When the IPN request comes in, PayPal wants you to re-send the entire POST they made to you back to them, including all of the fields, in the exact order, at which point they will return the word 'VERIFIED' or 'INVALID.' If verified, then do whatever it is that you need to do to toggle your txn log from pending to verified. Also, any information you include in your button (your button is actually a form so you can include your own fields) is included in the POST. Useful for keeping a 'transaction id' or some other identifier for mapping back to your transaction.
If the IPN fails it will resend in n+4 minute increments (where n is how long it waited the last time - 4 minutes, next after 8 minutes, next after 12 minutes, etc) for a few days.
Finally made it work correctly thanks to the update in info on IPN.

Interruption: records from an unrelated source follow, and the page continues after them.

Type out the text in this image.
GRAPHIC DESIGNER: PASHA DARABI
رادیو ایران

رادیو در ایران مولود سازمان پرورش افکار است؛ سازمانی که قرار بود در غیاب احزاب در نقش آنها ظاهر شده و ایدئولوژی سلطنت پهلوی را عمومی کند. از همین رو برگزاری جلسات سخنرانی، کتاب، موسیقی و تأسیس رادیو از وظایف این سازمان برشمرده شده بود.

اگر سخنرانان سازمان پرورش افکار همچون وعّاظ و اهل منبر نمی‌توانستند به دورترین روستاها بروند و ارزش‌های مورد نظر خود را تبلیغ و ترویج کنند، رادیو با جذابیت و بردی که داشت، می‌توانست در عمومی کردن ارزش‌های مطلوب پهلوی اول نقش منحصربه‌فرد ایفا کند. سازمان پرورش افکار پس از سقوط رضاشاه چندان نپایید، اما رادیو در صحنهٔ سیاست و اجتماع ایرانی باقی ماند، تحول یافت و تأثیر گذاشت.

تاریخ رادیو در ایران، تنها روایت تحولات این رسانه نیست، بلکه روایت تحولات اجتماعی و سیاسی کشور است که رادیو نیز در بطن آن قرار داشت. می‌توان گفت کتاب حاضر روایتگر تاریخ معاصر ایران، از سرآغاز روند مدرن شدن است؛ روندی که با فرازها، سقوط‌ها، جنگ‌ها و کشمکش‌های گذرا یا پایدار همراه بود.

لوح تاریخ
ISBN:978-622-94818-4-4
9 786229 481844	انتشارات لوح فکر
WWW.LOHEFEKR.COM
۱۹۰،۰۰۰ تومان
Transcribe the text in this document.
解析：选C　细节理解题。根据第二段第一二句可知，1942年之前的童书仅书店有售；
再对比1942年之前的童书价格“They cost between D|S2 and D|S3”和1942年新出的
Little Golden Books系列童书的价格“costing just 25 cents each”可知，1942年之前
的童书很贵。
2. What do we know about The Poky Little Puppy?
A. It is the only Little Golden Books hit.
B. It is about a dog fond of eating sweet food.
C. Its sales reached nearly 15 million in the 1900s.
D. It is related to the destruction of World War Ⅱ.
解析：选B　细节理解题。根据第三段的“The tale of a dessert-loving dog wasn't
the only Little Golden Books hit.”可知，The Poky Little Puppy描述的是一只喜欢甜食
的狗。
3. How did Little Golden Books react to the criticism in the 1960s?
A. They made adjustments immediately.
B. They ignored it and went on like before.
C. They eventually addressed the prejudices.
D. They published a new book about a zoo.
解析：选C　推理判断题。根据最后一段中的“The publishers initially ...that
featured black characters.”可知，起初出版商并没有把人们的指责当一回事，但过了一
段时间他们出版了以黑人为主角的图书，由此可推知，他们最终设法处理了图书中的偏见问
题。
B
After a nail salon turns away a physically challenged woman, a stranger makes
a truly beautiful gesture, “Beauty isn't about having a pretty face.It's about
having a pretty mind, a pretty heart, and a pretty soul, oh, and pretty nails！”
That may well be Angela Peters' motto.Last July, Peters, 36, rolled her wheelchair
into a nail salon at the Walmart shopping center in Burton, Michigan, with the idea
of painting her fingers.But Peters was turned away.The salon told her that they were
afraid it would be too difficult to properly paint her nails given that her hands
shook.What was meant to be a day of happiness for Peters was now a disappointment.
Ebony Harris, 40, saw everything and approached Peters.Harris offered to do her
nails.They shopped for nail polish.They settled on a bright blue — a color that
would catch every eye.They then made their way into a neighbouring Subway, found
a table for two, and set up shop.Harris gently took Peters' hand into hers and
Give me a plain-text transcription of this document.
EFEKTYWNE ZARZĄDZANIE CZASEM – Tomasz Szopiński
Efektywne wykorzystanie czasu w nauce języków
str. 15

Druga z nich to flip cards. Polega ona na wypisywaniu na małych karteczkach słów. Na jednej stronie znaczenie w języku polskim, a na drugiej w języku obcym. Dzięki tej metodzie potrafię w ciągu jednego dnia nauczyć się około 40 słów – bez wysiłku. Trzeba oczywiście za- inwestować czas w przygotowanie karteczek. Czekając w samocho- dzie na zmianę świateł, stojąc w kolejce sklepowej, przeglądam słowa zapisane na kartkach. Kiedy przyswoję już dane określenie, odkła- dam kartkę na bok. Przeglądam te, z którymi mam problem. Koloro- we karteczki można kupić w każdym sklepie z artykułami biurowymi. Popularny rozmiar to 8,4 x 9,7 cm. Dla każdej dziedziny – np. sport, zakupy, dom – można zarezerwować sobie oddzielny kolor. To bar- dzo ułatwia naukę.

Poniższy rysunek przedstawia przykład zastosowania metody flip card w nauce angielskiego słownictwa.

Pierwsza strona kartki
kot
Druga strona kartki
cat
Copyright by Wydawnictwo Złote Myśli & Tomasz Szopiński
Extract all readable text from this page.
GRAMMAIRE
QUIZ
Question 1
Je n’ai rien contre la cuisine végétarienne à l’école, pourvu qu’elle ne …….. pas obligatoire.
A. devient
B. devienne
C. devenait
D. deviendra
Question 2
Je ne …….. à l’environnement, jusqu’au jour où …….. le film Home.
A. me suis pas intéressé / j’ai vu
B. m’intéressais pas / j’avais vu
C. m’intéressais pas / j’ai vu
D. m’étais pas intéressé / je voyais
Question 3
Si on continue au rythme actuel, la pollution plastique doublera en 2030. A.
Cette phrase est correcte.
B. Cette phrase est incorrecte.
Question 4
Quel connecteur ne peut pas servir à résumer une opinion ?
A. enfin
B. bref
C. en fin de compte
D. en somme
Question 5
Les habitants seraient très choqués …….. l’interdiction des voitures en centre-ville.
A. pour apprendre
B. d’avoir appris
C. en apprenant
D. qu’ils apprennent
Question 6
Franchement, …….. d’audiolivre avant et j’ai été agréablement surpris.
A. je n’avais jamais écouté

My solution added the following line to my form:
<input type="hidden" name="notify_url" value="<?= site_url('payment/notifyTest'); ?>">
Then in the notifyTest function i ran this:
$pDat = $this->input->post(NULL, TRUE);
$isSandBox = array_key_exists('test_ipn', $pDat) && 1 === (int)$pDat['test_ipn'] ? TRUE : FALSE;
$verifyURL = $isSandBox ? 'https://www.sandbox.paypal.com/cgi-bin/webscr' : 'https://www.paypal.com/cgi-bin/webscr';
$token = random_string('unique');
$request = curl_init();
curl_setopt_array($request, array
(
CURLOPT_URL => $verifyURL,
CURLOPT_POST => 0,
CURLOPT_POSTFIELDS => http_build_query(array('cmd' => '_notify-validate') + $pDat),
CURLOPT_RETURNTRANSFER => 0,
CURLOPT_HEADER => 0,
CURLOPT_SSL_VERIFYHOST => 0,
CURLOPT_SSL_VERIFYPEER => 0,
CURLOPT_CAINFO => 'cacert.pem',
));
$response = curl_exec($request);
$status = curl_getinfo($request, CURLINFO_HTTP_CODE);
curl_close($request);
if($status == 200 && $response == 'VERIFIED') {
// SUCCESS
$data = array (
... => ...
);
$this->db->insert('transactions', $data);
}
else {
// FAILED
$data = array (
... => ...
);
$this->db->insert('transactions', $data);
};
THE IMPORTANT DIFFERENCE AS WE FOUND -> DO NOT SET YOUR CURL VARS TO TRUE OR FALSE
USE 0 FOR TRUE AND 1 FOR FALSE, IT MIGHT SOUND STUPID, BUT IT WOIKED!!!